Here is the original statement of the problem:
Place a point P in a square so that the line segments from P to the vertices of the square all have integer lengths, where no two lengths are the same. If this is possible, then what is the smallest such square?
Part of what makes this a truly great puzzle is that the variations just go on and on. Some of them are easier than the original, some are about the same level of difficulty, some are much more difficult (probably requiring a computer search), and some are quite impossible!
Here are some of the variations:
1) Solve the same problem with a rectangle. (minimize the area)
2) … with an equilateral triangle.
3) … with a regular pentagon.
4) … with a regular hexagon.
5) … with a regular octagon.
And, in three dimensions:
6) … with a cube.
7) … with a rectangular prism. (minimize the volume)
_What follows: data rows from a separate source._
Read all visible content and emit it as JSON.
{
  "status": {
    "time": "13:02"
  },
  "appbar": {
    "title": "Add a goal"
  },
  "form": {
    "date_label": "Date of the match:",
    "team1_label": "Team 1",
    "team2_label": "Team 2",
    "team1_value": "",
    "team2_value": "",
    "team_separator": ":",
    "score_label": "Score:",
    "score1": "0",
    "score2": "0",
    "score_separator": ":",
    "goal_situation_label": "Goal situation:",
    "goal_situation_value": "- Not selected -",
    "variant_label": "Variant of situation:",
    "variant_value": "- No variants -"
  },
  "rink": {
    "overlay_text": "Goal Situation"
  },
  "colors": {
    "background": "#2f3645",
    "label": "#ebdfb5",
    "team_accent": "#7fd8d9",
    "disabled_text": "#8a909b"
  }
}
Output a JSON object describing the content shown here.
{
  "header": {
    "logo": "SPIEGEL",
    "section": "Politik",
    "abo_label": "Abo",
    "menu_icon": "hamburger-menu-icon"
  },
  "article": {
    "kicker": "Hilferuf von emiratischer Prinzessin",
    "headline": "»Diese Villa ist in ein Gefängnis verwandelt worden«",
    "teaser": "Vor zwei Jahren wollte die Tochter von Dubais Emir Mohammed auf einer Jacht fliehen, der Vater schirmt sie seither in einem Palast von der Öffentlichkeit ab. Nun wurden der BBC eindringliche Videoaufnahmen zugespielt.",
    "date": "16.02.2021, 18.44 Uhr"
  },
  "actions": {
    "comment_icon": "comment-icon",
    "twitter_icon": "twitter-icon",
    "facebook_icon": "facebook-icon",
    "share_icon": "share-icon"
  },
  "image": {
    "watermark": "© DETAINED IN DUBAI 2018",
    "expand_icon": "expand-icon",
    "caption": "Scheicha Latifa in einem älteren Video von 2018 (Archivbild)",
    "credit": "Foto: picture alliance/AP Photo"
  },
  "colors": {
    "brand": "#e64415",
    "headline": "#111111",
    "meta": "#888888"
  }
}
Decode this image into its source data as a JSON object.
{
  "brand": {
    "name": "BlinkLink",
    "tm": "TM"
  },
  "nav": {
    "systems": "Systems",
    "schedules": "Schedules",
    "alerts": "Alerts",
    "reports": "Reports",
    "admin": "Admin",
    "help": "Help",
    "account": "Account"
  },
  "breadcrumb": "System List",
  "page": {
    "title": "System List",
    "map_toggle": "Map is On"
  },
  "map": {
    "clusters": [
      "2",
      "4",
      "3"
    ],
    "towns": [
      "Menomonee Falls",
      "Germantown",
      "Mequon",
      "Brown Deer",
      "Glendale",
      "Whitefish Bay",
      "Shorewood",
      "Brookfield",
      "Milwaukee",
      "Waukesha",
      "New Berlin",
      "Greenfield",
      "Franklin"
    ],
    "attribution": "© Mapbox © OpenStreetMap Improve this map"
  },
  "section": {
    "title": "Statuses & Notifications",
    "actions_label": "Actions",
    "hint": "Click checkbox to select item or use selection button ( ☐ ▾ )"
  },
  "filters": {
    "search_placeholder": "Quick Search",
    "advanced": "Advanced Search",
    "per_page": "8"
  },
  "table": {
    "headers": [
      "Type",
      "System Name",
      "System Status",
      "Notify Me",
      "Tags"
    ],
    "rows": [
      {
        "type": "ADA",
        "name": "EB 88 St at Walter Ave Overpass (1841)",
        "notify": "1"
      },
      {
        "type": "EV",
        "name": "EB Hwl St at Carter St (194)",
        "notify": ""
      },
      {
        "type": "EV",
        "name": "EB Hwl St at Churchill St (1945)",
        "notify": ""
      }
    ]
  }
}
8) … with a regular tetrahedron.
9) … with a regular octahedron.
Also interesting are variations where we relax the “no two have the same length” requirement, looking for solutions that lie on lines of symmetry:
10) … on the midline of a square (using two different lengths).
11) … on the diagonal of a square (using three different lengths).
12) … on the midline of a hexagon (using three different lengths).
13) … on the diagonal of a hexagon (using four different lengths).
14) … on the line connecting the centers of two opposite faces of a cube (using two different lengths).
15) … on the line connecting the midpoints of two opposite edges of a cube (using three different lengths).
16) … on the long diagonal of a cube (using four different lengths).